Plus de 6 mois après son écrasement à l’atterrissage, l’Airlander 10 devrait prochainement reprendre les airs. Depuis quelques mois déjà, Hybrid Air Vehicles travaille à la remise en état de vol de son aéronef, et a pour cela apporté plus de soixante modifications. L’enquête de l’Air Accident Investigation Branch, l’équivalent britannique du BEA (Bureau d’Enquêtes et d’Analyses) français, a été rendue publique le 9 mars dernier. Retour sur les faits et explications.
Le 24 août 2016, 6 jours après un premier vol d’essai réussi, l’Airlander 10 rate son atterrissage lors de son deuxième vol d’essai. Les conséquences sont heureusement cantonnées à des dommages matériels sur le cockpit, le pilote et l’ingénieur d’essai s’en sortant sans une égratignure. Les images de cet écrasement ont fait le tour du monde, cet événement étant même dénommé « le crash le plus lent du monde ».
Pour rappel, l’Airlander 10 est un aéronef de type dirigeable hybride souple (40% de sa portance est assurée par la forme aérodynamique de son enveloppe). Il est propulsé par 4 moteurs à piston Technify Centurion C4.0. L’Airlander 10 a été développé et produit en 2009 par la firme britannique Hybrid Air Vehicles, en partenariat avec Northrop Grumman afin de répondre à l’appel d’offre LEMV (Long Endurance Multi-purpose Vehicle) du DoD Américain. Le HAV-304 (sa dénomination à l’époque) a effectué un unique vol de démonstration en 2012 à Lakehurst, puis a été racheté en 2013 par HAV et rapatrié en Angleterre pour y être reconditionné et remis en vol.
Avec ses 92 m de long, 44 m de large et 24 m de hauteur, l’Airlander 10 est considéré comme le plus gros aéronef du monde actuellement en vol.
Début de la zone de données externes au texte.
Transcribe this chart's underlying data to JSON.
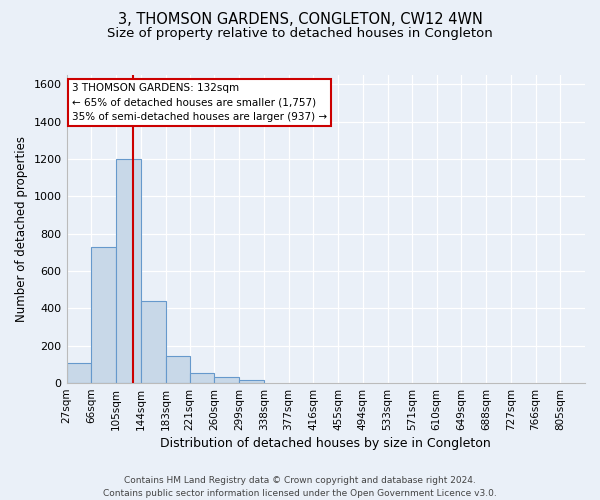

Il affiche une vitesse de croisière de 148 km/h (soit 80 kts), un plafond de 6 100 m (soit 20 000 ft), une endurance de 5 jours et une charge utile de 10 tonnes pour une masse à vide de 20 tonnes.
Avant d’entrer dans les détails de l’accident, il est bon de rappeler comment se déroulent la plupart des « atterrissages » ou plutôt amarrages des dirigeables :
Comme tout aéronef, l’atterrissage constitue l’une des phases de vol les plus critiques. La sensibilité des dirigeables aux aléas météorologiques accentue davantage la complexité de cette phase. De manière générale, un atterrissage de dirigeable peut se décomposer en trois étapes : l’approche, le positionnement et l’amarrage. Une fois amarré (accroché à un mât), le débarquement peut s’effectuer. L’approche est une phase durant laquelle un dirigeable ajuste sa position en vue d’un atterrissage. La pente, la distance et la vitesse du dirigeable sont calées sur l’objectif de positionnement attendu, généralement symbolisé au sol par un opérateur. Puis, le pilote du dirigeable positionne son aéronef en vol stationnaire au-dessus de l’objectif et maintient la position. Un ou plusieurs câbles sont alors relâchés. Passés les quelques secondes durant lesquelles le ou les câbles sont en contact avec le sol (déchargement électrostatique), un ou plusieurs opérateurs au sol viennent saisir le ou les câbles. Ces câbles servent en général au maintien en position du nez du dirigeable, puis à son approche au mât d’amarrage, auquel il est enfin fixé via un opérateur montant en haut du mât. Sur les anciens grands dirigeables, deux équipes de plusieurs dizaines de personnes étaient nécessaires à cette manœuvre. Cette méthode est encore utilisée, à bien plus petite échelle, sur quelques dirigeables actuels (Zeppelin NT, Goodyear…). Néanmoins, une pratique répandue consiste à approcher le mât (mobile donc) une fois que le dirigeable est stabilisé à proximité du sol. La « capture » du nez du dirigeable par son mât se fait alors via un guidage par câble. Ce câble est en deux sections, la première fixée au nez du dirigeable, et la seconde reliée via un treuil au mât. Lors du positionnement du dirigeable, ce câble d’amarrage est relâché par le pilote, puis est connecté au câble du mât par un opérateur au sol. Le treuil du mât est enfin actionné pour approcher le nez du dirigeable à la tête de mât, jusqu’à la connexion des deux parties. Ce système et cette procédure sont vraisemblablement appliqués dans le cas de l’Airlander 10.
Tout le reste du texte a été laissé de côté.